O.C.'s Rancho Mission Viejo reflects rebound of housing market
With its tidy model homes, gleaming new clubhouses and rows of fresh wooden frames, the “village” of Sendero in south Orange County offers a pristine view of the new building boom.
The development — which will total about a thousand new homes on 690 acres when finished — shows the degree to which big builders are confident that real estate has stabilized.
Sendero is the first leg of a project that has been long in the works, called Rancho Mission Viejo. Developers expect 14,000 homes will go up in this massive, master-planned community over the next two decades.
The new-home project sits just east of San Juan Capistrano, on a bucolic stretch of one of the last big developable ranchos of Orange County. Land grants under Spanish, and then Mexican, rule called ranchos encouraged the settlement of big chunks of California during the 18th and 19th centuries, and led to the control of large swaths of land by select businessmen and families.

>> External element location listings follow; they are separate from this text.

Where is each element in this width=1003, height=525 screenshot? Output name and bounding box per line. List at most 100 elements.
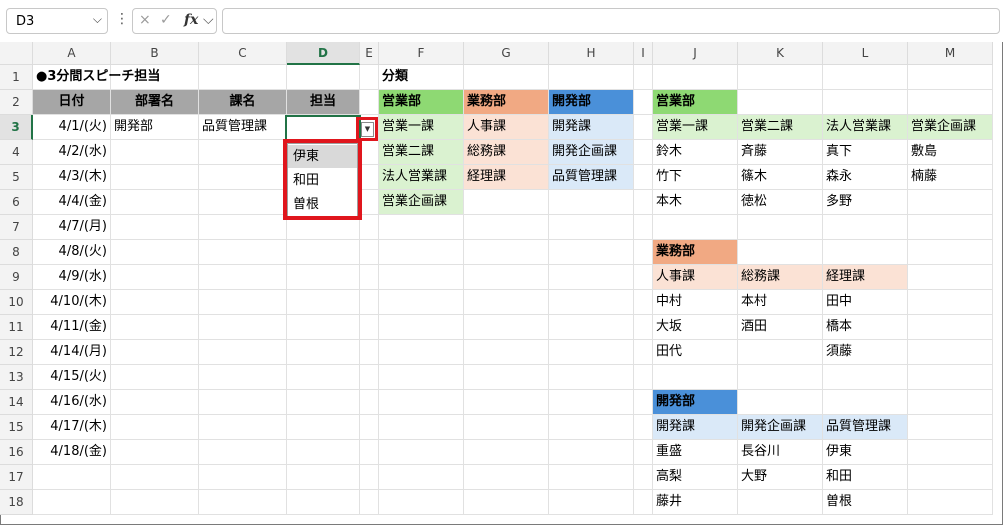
cell-c13[interactable]	[199, 365, 287, 390]
cell-g7[interactable]	[464, 215, 549, 240]
cell-m15[interactable]	[908, 415, 993, 440]
cell-e1[interactable]	[360, 65, 379, 90]
column-header-e[interactable]: E	[360, 42, 379, 65]
cell-m14[interactable]	[908, 390, 993, 415]
cell-f6[interactable]: 営業企画課	[379, 190, 464, 215]
column-header-j[interactable]: J	[653, 42, 738, 65]
name-box[interactable]: D3 ⌵	[6, 8, 108, 34]
cell-i13[interactable]	[634, 365, 653, 390]
cell-i2[interactable]	[634, 90, 653, 115]
cell-d12[interactable]	[287, 340, 360, 365]
cell-b6[interactable]	[111, 190, 199, 215]
cell-e10[interactable]	[360, 290, 379, 315]
cell-c10[interactable]	[199, 290, 287, 315]
cell-j16[interactable]: 重盛	[653, 440, 738, 465]
cell-a11[interactable]: 4/11/(金)	[33, 315, 111, 340]
cell-e2[interactable]	[360, 90, 379, 115]
cell-d1[interactable]	[287, 65, 360, 90]
cell-e11[interactable]	[360, 315, 379, 340]
cell-d11[interactable]	[287, 315, 360, 340]
chevron-down-icon[interactable]: ⌵	[203, 12, 214, 28]
cell-j3[interactable]: 営業一課	[653, 115, 738, 140]
cell-g13[interactable]	[464, 365, 549, 390]
cell-h16[interactable]	[549, 440, 634, 465]
cell-h1[interactable]	[549, 65, 634, 90]
formula-input[interactable]	[222, 8, 1000, 34]
cell-m12[interactable]	[908, 340, 993, 365]
cell-l15[interactable]: 品質管理課	[823, 415, 908, 440]
cell-l11[interactable]: 橋本	[823, 315, 908, 340]
row-header-16[interactable]: 16	[0, 440, 33, 465]
cell-h5[interactable]: 品質管理課	[549, 165, 634, 190]
cell-l1[interactable]	[823, 65, 908, 90]
cell-d14[interactable]	[287, 390, 360, 415]
cell-e13[interactable]	[360, 365, 379, 390]
cell-d8[interactable]	[287, 240, 360, 265]
enter-icon[interactable]: ✓	[160, 12, 172, 28]
cell-a5[interactable]: 4/3/(木)	[33, 165, 111, 190]
cell-j5[interactable]: 竹下	[653, 165, 738, 190]
column-header-m[interactable]: M	[908, 42, 993, 65]
cell-b10[interactable]	[111, 290, 199, 315]
cell-a1[interactable]: ●3分間スピーチ担当	[33, 65, 160, 90]
cell-g11[interactable]	[464, 315, 549, 340]
cell-l5[interactable]: 森永	[823, 165, 908, 190]
column-header-c[interactable]: C	[199, 42, 287, 65]
cell-m5[interactable]: 楠藤	[908, 165, 993, 190]
row-header-18[interactable]: 18	[0, 490, 33, 515]
cell-i5[interactable]	[634, 165, 653, 190]
cell-f8[interactable]	[379, 240, 464, 265]
cell-c8[interactable]	[199, 240, 287, 265]
cell-k5[interactable]: 篠木	[738, 165, 823, 190]
cell-l3[interactable]: 法人営業課	[823, 115, 908, 140]
cell-b12[interactable]	[111, 340, 199, 365]
cell-k6[interactable]: 徳松	[738, 190, 823, 215]
cell-m11[interactable]	[908, 315, 993, 340]
cell-m4[interactable]: 敷島	[908, 140, 993, 165]
cell-m13[interactable]	[908, 365, 993, 390]
cell-a6[interactable]: 4/4/(金)	[33, 190, 111, 215]
cell-c9[interactable]	[199, 265, 287, 290]
cell-g3[interactable]: 人事課	[464, 115, 549, 140]
cell-f2[interactable]: 営業部	[379, 90, 464, 115]
cell-h4[interactable]: 開発企画課	[549, 140, 634, 165]
cell-l9[interactable]: 経理課	[823, 265, 908, 290]
cell-l12[interactable]: 須藤	[823, 340, 908, 365]
cell-k17[interactable]: 大野	[738, 465, 823, 490]
cell-i6[interactable]	[634, 190, 653, 215]
cell-f9[interactable]	[379, 265, 464, 290]
cell-g15[interactable]	[464, 415, 549, 440]
cell-b3[interactable]: 開発部	[111, 115, 199, 140]
row-header-3[interactable]: 3	[0, 115, 33, 140]
cell-b8[interactable]	[111, 240, 199, 265]
cell-g9[interactable]	[464, 265, 549, 290]
row-header-13[interactable]: 13	[0, 365, 33, 390]
cell-a15[interactable]: 4/17/(木)	[33, 415, 111, 440]
cell-f11[interactable]	[379, 315, 464, 340]
active-cell-d3[interactable]	[285, 115, 361, 142]
cell-b16[interactable]	[111, 440, 199, 465]
cell-b5[interactable]	[111, 165, 199, 190]
cell-i14[interactable]	[634, 390, 653, 415]
insert-function-icon[interactable]: fx	[184, 12, 198, 28]
column-header-d[interactable]: D	[287, 42, 360, 65]
cell-a3[interactable]: 4/1/(火)	[33, 115, 111, 140]
cell-b13[interactable]	[111, 365, 199, 390]
cell-h14[interactable]	[549, 390, 634, 415]
cell-k2[interactable]	[738, 90, 823, 115]
cell-f5[interactable]: 法人営業課	[379, 165, 464, 190]
cell-g4[interactable]: 総務課	[464, 140, 549, 165]
cell-j8[interactable]: 業務部	[653, 240, 738, 265]
cell-j13[interactable]	[653, 365, 738, 390]
cell-b1[interactable]	[111, 65, 199, 90]
cell-k14[interactable]	[738, 390, 823, 415]
cell-m10[interactable]	[908, 290, 993, 315]
cell-d9[interactable]	[287, 265, 360, 290]
cell-e7[interactable]	[360, 215, 379, 240]
cell-g10[interactable]	[464, 290, 549, 315]
cell-i3[interactable]	[634, 115, 653, 140]
column-header-i[interactable]: I	[634, 42, 653, 65]
cell-k18[interactable]	[738, 490, 823, 515]
cell-g14[interactable]	[464, 390, 549, 415]
cell-c11[interactable]	[199, 315, 287, 340]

The entire Rancho Mission Viejo project is a master-planned community developed by a family-owned business with the same name. The ranch once spanned more than 200,000 acres, from which arose the cities of Rancho Santa Margarita and Mission Viejo, and the home developments of Ladera Ranch and Las Flores.
The area also includes several parks, nature reserves and the Marine Corps base at Camp Pendleton. Rancho Mission Viejo is the final housing project to grow out of the land held by the company.
“It is a very significant project, in one of the strongest markets in the United States,” said Steve Johnson, Southern California director of research firm Metrostudy. “Orange County is sort of the center of the universe in terms of development activity and the commitment of money.”
Shelved during the waning days of the last expansion, the new homes now for sale will meet a market characterized by high demand, short supply and rising prices. After hitting bottom last year, housing snapped into a sharp recovery this year, spurred on by low mortgage interest rates and relatively low prices.
“We think the timing was very good, and in the real estate business, timing is part of what you hope to get right,” said Paul Johnson, senior vice president of community development for Rancho Mission Viejo. “The real estate market is fully recovering.”
The return of new-home building has helped give the broader economy a boost.
New construction across the region has taken off this year. Builders began work on some 2,944 homes during the first three months of the year throughout Ventura, Los Angeles, Orange, Riverside and San Bernardino counties.
That’s a 7% increase from the previous quarter and nearly double the pace from the 1,513 homes started during the first three months of 2012, according to Metrostudy.
Orange County, the priciest market in Southern California, has seen its median home price rise 24% over the last year to $540,000 in May, according to real estate research firm DataQuick. With its affluence and comparatively low unemployment, the county has also emerged as one of the most attractive for builders, with much of the construction in the county concentrated in the pricier segments of the market.
The vast majority of newly built, single-family homes sold in the first three months of the year went for more than $500,000, Metrostudy said. Construction has also picked up, with a total of 761 homes started in the county in the first quarter, a sharp increase from the 444 started a year earlier.
Other big home developments are in the works. Luxury builder Toll Bros. last year snapped up a big chunk of land in south Orange County and is partnering with Shea Homes to construct more than 2,000 homes and apartments.
Building is underway on what will total 726 single-family homes and detached condominium units in Pavilion Park, the first part of the Great Park Neighborhoods development in Irvine.
Eight builders will be selling homes in the Sendero project, offering from 1,000-square-foot town homes to 3,000-square-foot detached houses. Also planned are 287 apartment units and a 10-acre retail plaza. Builders have already put in recreational facilities, including several parks, clubhouses, swimming pools, spas, hiking trails, bocce courts and a putting green.
Sendero opened to the public at large at the end of June. The developers expect homes to sell at a pace of about 300 a year.
A distinguishing factor of the Sendero project is one segment called Gavilan, which is reserved for those age 55 and older. Overall, roughly 40% of the Rancho Mission Viejo project will be reserved for the “active adult” market: those baby boomers who appreciate recreational facilities such as bocce ball courts and single-story homes.
Stan and Angela Sokolove are two of those buyers. The couple plans on ditching the condominium life in San Diego for a two-bedroom, one-story home with a second-floor loft space designed by builder Standard Pacific Homes.
They recently put down a deposit and signed the first round of paperwork for a model with a base price of $577,000, — which will rise after adding some upgrades that should include lighting and finishing that will give the home a contemporary look.
Attracted by the inter-generational schema of the development and all the already-built social spaces in the project — bocce ball courts, pools, a putting green and cocktail bars — the Sokoloves hope to move in October.
“It really is going to create a sense of community that we don’t have in downtown San Diego,” Stan Sokolove said. “The opportunity for connecting with people will be really strong.”